На кухне Вольт и делится со своими навязанными сотрапезниками тем, что умудряется воспроизвести с одной из камер только что произошедшее в холле. Джоанна, окончательно успокоившись из-за своего внешнего вида, ничуть не схожего с елью, покидает надоевшую ей компанию, захватив с собою и Пита, чтобы подняться на выбранный четвертый этаж, побродить по пустым, каким-то мертвым комнатам и выбрать самую большую, с широкой кроватью и настроить ее под свои завышенные требования. Темные тона, окно во всю стену, почти полное отсутствие лишней мебели – ей так этого не хватало в той жалкой халупе, в которой она вынуждена была влачить свое жалкое состояние, будучи простым жителем столицы с ограниченным бюджетом и отсутствием надежд на его резкое увеличение.
– Конечно, я немного переиграла с пародией на нее, – говорит Джоанна, развалившись на кровати и наблюдая за Питом, который стоит у окна, – но это ведь действительно она.
– Будто сама на себя не похожа, – говорит Пит равнодушно обозревая такой знакомый ему город, который уже начинает играть вечерними огнями.
Мейсон резко садится в кровати. – Ты только представь, Пит, – говорит с несвойственными ей нотками серьезности и даже трагизма. – Ей не дали умереть. Ее почти воскресили из мертвых, чтобы она получила возможность участвовать в шоу. Она терпеть этого не могла, помнишь? Она ненавидела Капитолий во всех его проявлениях. Понятное дело, что она озлоблена на весь мир, и на всех нас. Но это она, новая, единственная версия ее самой, уже не такая героическая, как прежде. Нам остается только надеяться, – девушка изящно сползает с кровати и подходит к Питу ближе, прикасаясь к его плечам кончиками пальцев, дразня слабыми электрическими ударами, – что от нее не будет слишком много проблем. Пит? – она массирует напряженные плечи, расстегивает на рубашке Пита пуговицу за пуговицей – медленно, безумно медленно, и прижимает к нему, и шепчет на ухо, задевая мочку уха горячими губами. – Я скучала по тебе, Пит. Я очень по тебе скучала.
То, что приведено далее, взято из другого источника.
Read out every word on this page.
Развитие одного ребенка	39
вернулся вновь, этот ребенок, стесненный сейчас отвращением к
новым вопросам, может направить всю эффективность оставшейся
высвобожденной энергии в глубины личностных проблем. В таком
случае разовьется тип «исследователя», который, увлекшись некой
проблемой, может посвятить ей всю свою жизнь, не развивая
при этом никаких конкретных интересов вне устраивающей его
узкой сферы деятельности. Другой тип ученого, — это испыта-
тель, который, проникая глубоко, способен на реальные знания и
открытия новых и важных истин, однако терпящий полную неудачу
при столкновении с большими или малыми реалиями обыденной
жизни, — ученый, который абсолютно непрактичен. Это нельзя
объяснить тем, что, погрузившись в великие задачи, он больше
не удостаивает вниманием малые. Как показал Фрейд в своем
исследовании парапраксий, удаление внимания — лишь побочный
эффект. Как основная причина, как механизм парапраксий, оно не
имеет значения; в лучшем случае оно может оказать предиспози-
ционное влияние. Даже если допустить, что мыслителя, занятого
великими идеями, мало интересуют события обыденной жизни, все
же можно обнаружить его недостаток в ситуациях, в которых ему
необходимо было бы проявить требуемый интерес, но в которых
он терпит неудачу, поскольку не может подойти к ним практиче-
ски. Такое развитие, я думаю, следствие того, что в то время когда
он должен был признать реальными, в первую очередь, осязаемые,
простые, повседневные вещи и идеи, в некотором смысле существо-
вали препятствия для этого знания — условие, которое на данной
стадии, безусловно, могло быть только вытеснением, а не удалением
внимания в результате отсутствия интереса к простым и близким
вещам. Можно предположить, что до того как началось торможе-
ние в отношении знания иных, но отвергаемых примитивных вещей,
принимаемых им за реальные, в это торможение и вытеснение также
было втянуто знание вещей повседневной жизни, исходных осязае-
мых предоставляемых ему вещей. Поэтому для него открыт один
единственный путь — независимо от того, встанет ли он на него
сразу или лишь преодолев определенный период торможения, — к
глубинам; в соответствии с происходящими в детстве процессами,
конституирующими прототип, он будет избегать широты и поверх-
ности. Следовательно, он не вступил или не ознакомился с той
И разговорам о Китнисс Эвердин здесь больше не находится места.
…
Бити доедает очередное яблоко, сидя в одиночестве на кухне, и бездумно перепрыгивает с камеры на камеру, установленными в этом здании. Его почти не интересует то, что происходит на них, хотя мгновение-другое он медлит, прежде чем убраться с четвертого этажа, и мысленно называет себя последними словами, умудряясь разве что не покраснеть, как краснел бы подростком, видя подобные сцены. Его интересует совсем другое – обхват установленного за всеми ними наблюдения. С настороженностью он понимает, что кухня, которую он так и не удосужился покинуть, не под наблюдением. Он ищет подвох. Он ищет тайные ходы, которых не может не быть здесь, в этом огромном здании, похожем на огромную стеклянную ловушку, в которую только что запустили весьма забавных зверьков, чтобы сотворить над ними после что-нибудь чудовищное. В глубине тревожащих его мыслей бьется только одна: что-то чудовищное находится вовсе не в здании. Что-то чудовищное в здание запустили вместе с ними. И эта мысль не дает ему не покоя.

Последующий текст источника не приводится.